Google’s zoo continues to get bigger, when news broke in the 3rd quarter of 2016 that a major update to their algorithm was named “Possum,” many were focused on the impact of local search optimization.
In some ways, this tweak to the world’s most popular search engine was overdue. The company itself estimates that nearly half of all search queries (around 46%) are for local or geographic-specific results. This has, rather predictably, convinced some marketers that they should try to make it appear as if their businesses are physically present in as many different locales as possible.
To put it another way, spammers are ruining it for the rest of us just as they always do.
In response, Google tweaked its algorithm to make it harder to “fake” location-based optimization and marketing. The result is better and more accurate search results for everybody, even if there are a few bumps along the way – which, truth be told, there have been.
So, did Google’s Possum make your website play dead? Probably not, at least not if you’re doing the right things. Here are a few items you need to keep an eye on…
Google is Going Tighter With Geography
Despite the issues the search engine is having with marketers who are trying to game the system, it seems like a safe bet that even more focus on local search results is coming in the near future. That’s because Google has to make this change. It’s something customers have shown they want, both by using geographic keywords and including phrases like “near me” with mobile queries. So, even though the exact structure of a search might shift, the need to “go local” is going to get stronger and stronger.
It’s Going to Be Harder to Fake a Location
Already, it seems as if Google is moving past primary indicators of geographic location to determine where businesses really are. For instance, just because you have the name of the city or state on your website – or just one page in your website – it doesn’t mean you’re going to automatically appear near the top of the search listings for that area. However, in the near term there probably is still an advantage to being internet visible in several different locations, given that many businesses still have an engaged and even basic local SEO and Google has to generate search results from somewhere.
Google is Looking for Corroborating Clues
Combine the first couple of factors together and you can understand why Google is turning to verifiable third parties to double check location.
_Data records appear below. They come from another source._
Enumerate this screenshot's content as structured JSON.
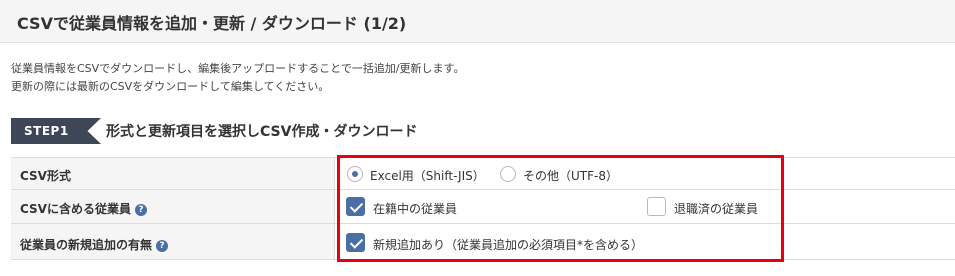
{
  "header": {
    "title": "CSVで従業員情報を追加・更新 / ダウンロード (1/2)"
  },
  "description": {
    "line1": "従業員情報をCSVでダウンロードし、編集後アップロードすることで一括追加/更新します。",
    "line2": "更新の際には最新のCSVをダウンロードして編集してください。"
  },
  "step": {
    "badge": "STEP1",
    "title": "形式と更新項目を選択しCSV作成・ダウンロード"
  },
  "form": {
    "csv_format": {
      "label": "CSV形式",
      "options": [
        {
          "label": "Excel用（Shift-JIS）",
          "selected": true
        },
        {
          "label": "その他（UTF-8）",
          "selected": false
        }
      ]
    },
    "employees_included": {
      "label": "CSVに含める従業員",
      "help_icon": "?",
      "options": [
        {
          "label": "在籍中の従業員",
          "checked": true
        },
        {
          "label": "退職済の従業員",
          "checked": false
        }
      ]
    },
    "new_addition": {
      "label": "従業員の新規追加の有無",
      "help_icon": "?",
      "options": [
        {
          "label": "新規追加あり（従業員追加の必須項目*を含める）",
          "checked": true
        }
      ]
    }
  },
  "colors": {
    "accent": "#4a6fa5",
    "badge": "#3d4758",
    "highlight": "#e60012",
    "label_bg": "#f5f5f5"
  }
}
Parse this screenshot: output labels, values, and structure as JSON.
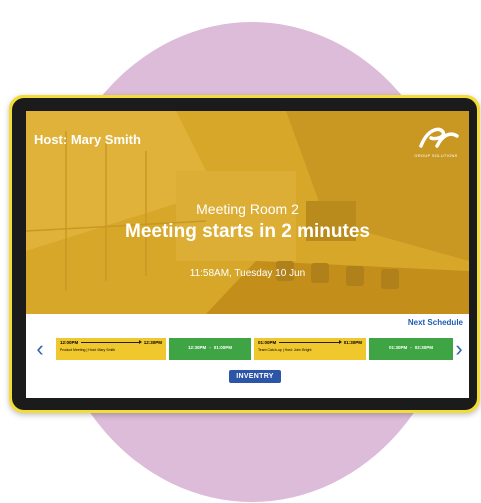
{
  "colors": {
    "background_circle": "#dcbcd9",
    "tablet_frame": "#f3dc35",
    "hero_overlay": "#d9a92a",
    "booked_slot": "#f0c72c",
    "free_slot": "#3fa544",
    "accent": "#2c55a8"
  },
  "header": {
    "host": "Host: Mary Smith",
    "logo_text": "GROUP SOLUTIONS"
  },
  "hero": {
    "room": "Meeting Room 2",
    "status": "Meeting starts in 2 minutes",
    "datetime": "11:58AM, Tuesday 10 Jun"
  },
  "schedule": {
    "title": "Next Schedule",
    "prev_icon": "chevron-left-icon",
    "next_icon": "chevron-right-icon",
    "slots": [
      {
        "start": "12:00PM",
        "end": "12:30PM",
        "meeting": "Product Meeting | Host: Mary Smith",
        "status": "booked"
      },
      {
        "start": "12:30PM",
        "end": "01:00PM",
        "meeting": "",
        "status": "free"
      },
      {
        "start": "01:00PM",
        "end": "01:30PM",
        "meeting": "Team Catch-up | Host: John Bright",
        "status": "booked"
      },
      {
        "start": "01:30PM",
        "end": "02:30PM",
        "meeting": "",
        "status": "free"
      }
    ]
  },
  "footer": {
    "brand": "INVENTRY"
  }
}
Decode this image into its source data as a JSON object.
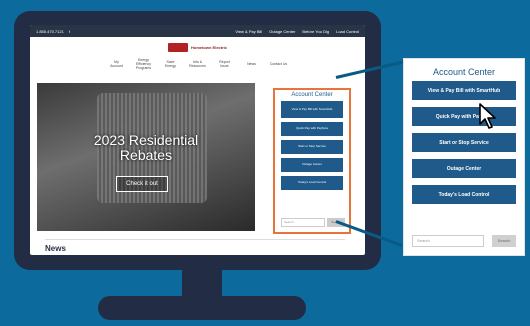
{
  "site": {
    "phone": "1.855.470.7121",
    "social_icon": "facebook-icon",
    "top_links": [
      "View & Pay Bill",
      "Outage Center",
      "Before You Dig",
      "Load Control"
    ],
    "logo_text": "Hometown Electric",
    "nav_items": [
      "My Account",
      "Energy Efficiency Programs",
      "Save Energy",
      "Info & Resources",
      "Report Issue",
      "News",
      "Contact Us"
    ]
  },
  "hero": {
    "title_line1": "2023 Residential",
    "title_line2": "Rebates",
    "cta_label": "Check it out"
  },
  "news": {
    "heading": "News"
  },
  "account_center": {
    "title": "Account Center",
    "buttons": [
      "View & Pay Bill with SmartHub",
      "Quick Pay with PayNow",
      "Start or Stop Service",
      "Outage Center",
      "Today's Load Control"
    ],
    "search_placeholder": "Search",
    "search_button": "Search"
  },
  "colors": {
    "background": "#0c6a9c",
    "monitor": "#222c44",
    "accent_blue": "#1f5a8a",
    "highlight_orange": "#e8743b"
  }
}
It may not trust all the information you have in your website, but if the Better Business Bureau (for example) has you listed at a certain address, complete with area code and ZIP Code, you’re probably there. Expect that the role and value of corroborating geographic details is going to be even bigger going forward. The content found in official business directories, news stories, and even online reviews is going to play a big part in telling Google where you do business.
As with all Google algorithm updates, Possum is now part of the landscape. Now is a great time to start emphasizing geography in your content. It’s also a good idea to be sure you can prove your business is in all the geographic areas you are optimizing your website for.